Whatever your feelings about corporate “free speech,” which is how the Roberts Court presented the issues, the Citizens case should, once and for all, put a torch to the claim that “conservative justices” bring to the bench a bias to defer to the political branches of the government. With one sweeping ruling, the Roberts Court, or at least five members, overturned decades of precedent, ignored the policy prescriptions of Congress and issued a broad, far-reaching decision where a narrow, limited ruling was not only possible but desirable. This is not the behavior of a “conservative” court.
An Activist Court
One of the great political fictions of the last 25 years years is that “activist” judges – these judges are always from left of center politically – have molded the law and the Constitution in ways not keeping with the intent of the Founders. In fact, over the last 25 years, it has been the conservative majorities on the Rehnquist and now the Robert Court that have been the “activists.” There is more to come.

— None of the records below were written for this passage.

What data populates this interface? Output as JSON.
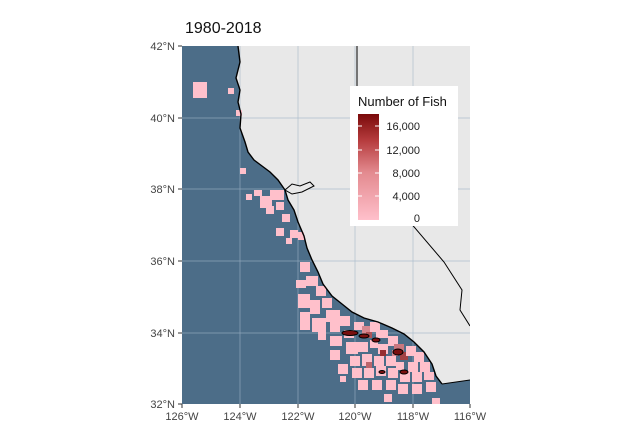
{
  "map": {
    "title": "1980-2018",
    "lat_labels": [
      "32°N",
      "34°N",
      "36°N",
      "38°N",
      "40°N",
      "42°N"
    ],
    "lon_labels": [
      "126°W",
      "124°W",
      "122°W",
      "120°W",
      "118°W",
      "116°W"
    ],
    "lat_range": [
      32,
      42
    ],
    "lon_range": [
      -126,
      -116
    ],
    "grid": true,
    "colors": {
      "ocean": "#4c6d88",
      "land": "#e8e8e8",
      "grid": "#9fb4c6",
      "low": "#ffc0cb",
      "high": "#7a0a0a"
    }
  },
  "legend": {
    "title": "Number of Fish",
    "breaks": [
      "16,000",
      "12,000",
      "8,000",
      "4,000",
      "0"
    ],
    "range": [
      0,
      18000
    ],
    "placement": "top-right"
  }
}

In his book, Professor Burns offers the radical prescription that some future president – or current president – should simply defy the Court when it overturns a policy position that has been fought out, compromised and agreed to by the political branches of the government. I’m not sure I would go so far, since I still wonder what might have happened, for example, had Richard Nixon defied the Court during Watergate or had Al Gore not quietly stepped aside when the Court made George W. Bush president in 2001.
Still, the Citizens case and what comes along next from the Roberts Court may make such a challenge less and less unthinkable.
President Obama was sharply critical of the Citizens decision and was criticized for his criticism. Still, Obama’s critique was really quite measured and he may find that he’ll have many more occasions to speak out about rulings from this Court. In criticizing the Court, he was also in good company. Presidents have done so repeatedly in our history.
Franklin Roosevelt found that taking on the Court, as he did in 1937, was a short-term political loser, but more because of how he managed the criticism as opposed to the substance of his complaints. Arguably FDR’s assault on the Court helped moderate its conservatism in the late 1930’s. The other Roosevelt, Teddy, repeatedly lashed out at the Court early in the century, once complaining of “flagrant wrongs” committed by judges.
A wise man once told me the Founders had made one fundamental mistake: they turned one whole branch of government over to lawyers.
Another made the observation that all judges, by their nature, are political and that doesn’t change once the black robe is draped over the shoulders of a former political operative. Judges almost always receive appointments, and, at the federal level, lifetime tenure, by virtue of a political background or a political sponsor. What they do with the power that they alone define is also political.
More Power to the Court
In the poisonous and largely paralyzed world that is Washington these days, the Roberts Court may have the clearest agenda in town and an agenda that can actually be implemented. Whether the country likes it over time is another matter.
Fundamentally, the power of the Supreme Court and the role these largely untouchable justices play is a matter of separation of powers. James MacGregor Burns would argue that the Court has amassed power all out of proportion to what our system envisions or can tolerate over the long term.
A president can influence the Court with appointments and the Congress must advise and consent, but something else is also required if our system is to “balance.” The Court must self regulate; it must restrain its own activist and value driven impulses. The corporate campaign finance case is an indication that the current majority is unwilling, or unable, to impose that burden on itself. Despite what Chief Justice Roberts said during his confirmation hearing about seeing the role of a judge as an umpire merely calling “balls and strikes,” these umpires don’t seem to be defining the strike zone as much as tearing up the rulebook.
We’ll also see whether the country – from the political right to the political left – really tolerates that attitude over time. Neither conservatives nor liberals should be very comfortable with the direction we seem to be headed.